# Does anyone know if there is



## ugaboz (Jan 1, 2010)

any open bbq competition in the spring in kansas city


----------



## gnubee (Jan 1, 2010)

Check this link. Click on May then Scroll down the page. There are several comps in KS including the KS State Championship.


----------



## ugaboz (Jan 1, 2010)

wheres the link and thanks


----------



## bbq engineer (Jan 2, 2010)

UGABOZ,

Your best resource for upcoming events is from the KCBS website...They are one of the major sanctioning bodies of BBQ Competitions.  Here is a link to their website for events...just click the month you are interested in, things really ramp up in the spring when the weather starts to get nice.

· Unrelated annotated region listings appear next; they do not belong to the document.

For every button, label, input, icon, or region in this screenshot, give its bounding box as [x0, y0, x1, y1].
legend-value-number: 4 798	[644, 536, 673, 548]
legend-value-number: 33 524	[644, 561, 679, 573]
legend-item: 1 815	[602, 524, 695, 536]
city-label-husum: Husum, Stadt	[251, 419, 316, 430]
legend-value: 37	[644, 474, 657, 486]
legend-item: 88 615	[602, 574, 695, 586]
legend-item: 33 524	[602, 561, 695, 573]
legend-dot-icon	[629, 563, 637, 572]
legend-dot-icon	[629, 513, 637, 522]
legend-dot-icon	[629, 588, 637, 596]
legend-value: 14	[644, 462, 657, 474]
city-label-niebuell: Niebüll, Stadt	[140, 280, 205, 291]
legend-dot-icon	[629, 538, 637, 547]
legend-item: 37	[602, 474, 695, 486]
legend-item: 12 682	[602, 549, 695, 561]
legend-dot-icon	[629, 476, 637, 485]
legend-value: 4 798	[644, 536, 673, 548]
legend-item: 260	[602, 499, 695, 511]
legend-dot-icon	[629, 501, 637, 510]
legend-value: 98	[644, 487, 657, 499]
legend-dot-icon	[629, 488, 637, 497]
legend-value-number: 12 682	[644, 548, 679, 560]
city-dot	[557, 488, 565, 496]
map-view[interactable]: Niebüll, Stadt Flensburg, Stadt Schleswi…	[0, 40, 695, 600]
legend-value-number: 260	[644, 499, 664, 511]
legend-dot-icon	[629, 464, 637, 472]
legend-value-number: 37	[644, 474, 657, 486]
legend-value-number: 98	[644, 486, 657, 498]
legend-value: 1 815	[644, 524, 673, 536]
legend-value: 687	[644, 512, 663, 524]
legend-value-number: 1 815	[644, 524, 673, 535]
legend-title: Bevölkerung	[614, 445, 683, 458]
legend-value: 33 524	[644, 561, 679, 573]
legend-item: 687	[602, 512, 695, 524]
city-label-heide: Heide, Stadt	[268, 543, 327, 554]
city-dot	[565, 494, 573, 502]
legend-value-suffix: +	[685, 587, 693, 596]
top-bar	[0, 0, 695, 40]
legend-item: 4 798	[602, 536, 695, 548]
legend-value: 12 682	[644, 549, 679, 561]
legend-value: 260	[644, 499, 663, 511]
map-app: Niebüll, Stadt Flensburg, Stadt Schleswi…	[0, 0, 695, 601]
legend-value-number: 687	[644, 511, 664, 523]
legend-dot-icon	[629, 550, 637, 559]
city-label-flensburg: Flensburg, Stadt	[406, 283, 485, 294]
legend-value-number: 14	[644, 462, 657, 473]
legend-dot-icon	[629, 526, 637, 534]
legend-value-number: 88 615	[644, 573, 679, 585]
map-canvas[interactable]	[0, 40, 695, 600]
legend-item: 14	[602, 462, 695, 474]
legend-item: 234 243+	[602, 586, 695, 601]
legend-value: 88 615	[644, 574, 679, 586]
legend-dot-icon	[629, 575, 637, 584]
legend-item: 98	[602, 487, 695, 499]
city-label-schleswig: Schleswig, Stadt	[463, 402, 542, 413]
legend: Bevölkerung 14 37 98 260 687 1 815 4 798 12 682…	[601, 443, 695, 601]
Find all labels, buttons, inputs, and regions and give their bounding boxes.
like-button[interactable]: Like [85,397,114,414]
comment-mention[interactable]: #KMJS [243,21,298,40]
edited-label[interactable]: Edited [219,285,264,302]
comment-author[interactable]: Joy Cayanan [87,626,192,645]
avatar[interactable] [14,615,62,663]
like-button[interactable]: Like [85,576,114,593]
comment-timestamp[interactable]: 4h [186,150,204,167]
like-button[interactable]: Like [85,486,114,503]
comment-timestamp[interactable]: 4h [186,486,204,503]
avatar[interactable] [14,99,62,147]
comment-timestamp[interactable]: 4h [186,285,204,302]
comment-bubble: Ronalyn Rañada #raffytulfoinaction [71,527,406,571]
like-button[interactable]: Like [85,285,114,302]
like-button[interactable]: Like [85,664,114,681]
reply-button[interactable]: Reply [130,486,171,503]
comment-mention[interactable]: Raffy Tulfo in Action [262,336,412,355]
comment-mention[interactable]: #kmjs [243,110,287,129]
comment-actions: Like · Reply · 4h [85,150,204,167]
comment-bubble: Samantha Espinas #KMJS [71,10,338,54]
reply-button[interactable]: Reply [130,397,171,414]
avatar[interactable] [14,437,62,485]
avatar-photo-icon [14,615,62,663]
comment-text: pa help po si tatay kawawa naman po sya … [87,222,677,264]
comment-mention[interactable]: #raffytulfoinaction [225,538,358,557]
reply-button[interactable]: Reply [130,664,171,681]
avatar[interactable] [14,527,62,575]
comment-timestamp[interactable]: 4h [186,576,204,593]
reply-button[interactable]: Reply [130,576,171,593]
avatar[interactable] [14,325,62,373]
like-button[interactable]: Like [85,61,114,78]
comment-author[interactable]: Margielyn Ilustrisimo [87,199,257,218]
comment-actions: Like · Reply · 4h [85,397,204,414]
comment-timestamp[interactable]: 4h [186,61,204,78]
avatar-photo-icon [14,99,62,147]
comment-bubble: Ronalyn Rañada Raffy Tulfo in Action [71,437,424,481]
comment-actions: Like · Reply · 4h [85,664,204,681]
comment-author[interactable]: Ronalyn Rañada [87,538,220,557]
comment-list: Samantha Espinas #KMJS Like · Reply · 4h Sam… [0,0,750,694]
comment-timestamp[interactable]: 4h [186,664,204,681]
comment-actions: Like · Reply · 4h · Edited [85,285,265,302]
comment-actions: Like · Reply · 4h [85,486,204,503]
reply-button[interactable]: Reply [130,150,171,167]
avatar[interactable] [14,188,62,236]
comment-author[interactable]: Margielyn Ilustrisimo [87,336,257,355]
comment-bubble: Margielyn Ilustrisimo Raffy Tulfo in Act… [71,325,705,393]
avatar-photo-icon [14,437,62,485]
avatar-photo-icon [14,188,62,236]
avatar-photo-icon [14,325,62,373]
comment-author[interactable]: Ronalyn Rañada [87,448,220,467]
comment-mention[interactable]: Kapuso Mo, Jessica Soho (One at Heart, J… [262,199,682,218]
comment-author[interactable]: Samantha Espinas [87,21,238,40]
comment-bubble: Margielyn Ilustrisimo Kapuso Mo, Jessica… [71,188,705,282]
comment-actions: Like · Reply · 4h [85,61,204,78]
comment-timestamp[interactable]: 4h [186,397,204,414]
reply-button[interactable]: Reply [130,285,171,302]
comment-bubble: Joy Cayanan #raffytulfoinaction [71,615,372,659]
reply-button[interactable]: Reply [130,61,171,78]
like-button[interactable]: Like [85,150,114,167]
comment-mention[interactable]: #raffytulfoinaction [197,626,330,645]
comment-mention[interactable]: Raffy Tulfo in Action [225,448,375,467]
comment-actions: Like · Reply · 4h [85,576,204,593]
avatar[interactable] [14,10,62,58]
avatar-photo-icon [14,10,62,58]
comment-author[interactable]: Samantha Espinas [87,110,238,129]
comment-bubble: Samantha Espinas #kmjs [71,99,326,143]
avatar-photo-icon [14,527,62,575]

http://www.kcbs.us/events.php

A lot of the info on the KCBS has recently been hidden to everyone except KCBS members...but membership does have its privledges, including most recently a free membership to restaurant depot.  A great place to grab meat to smoke.


----------



## ugaboz (Jan 2, 2010)

thanks a lot, that is a great website


----------



## ajthepoolman (Jan 2, 2010)

There is a competition in Topeka too.  If you send me your registration you are almost guaranteed to win.  Currently I am the only judge and you are the only competitor!  Let me know if you need my address!


----------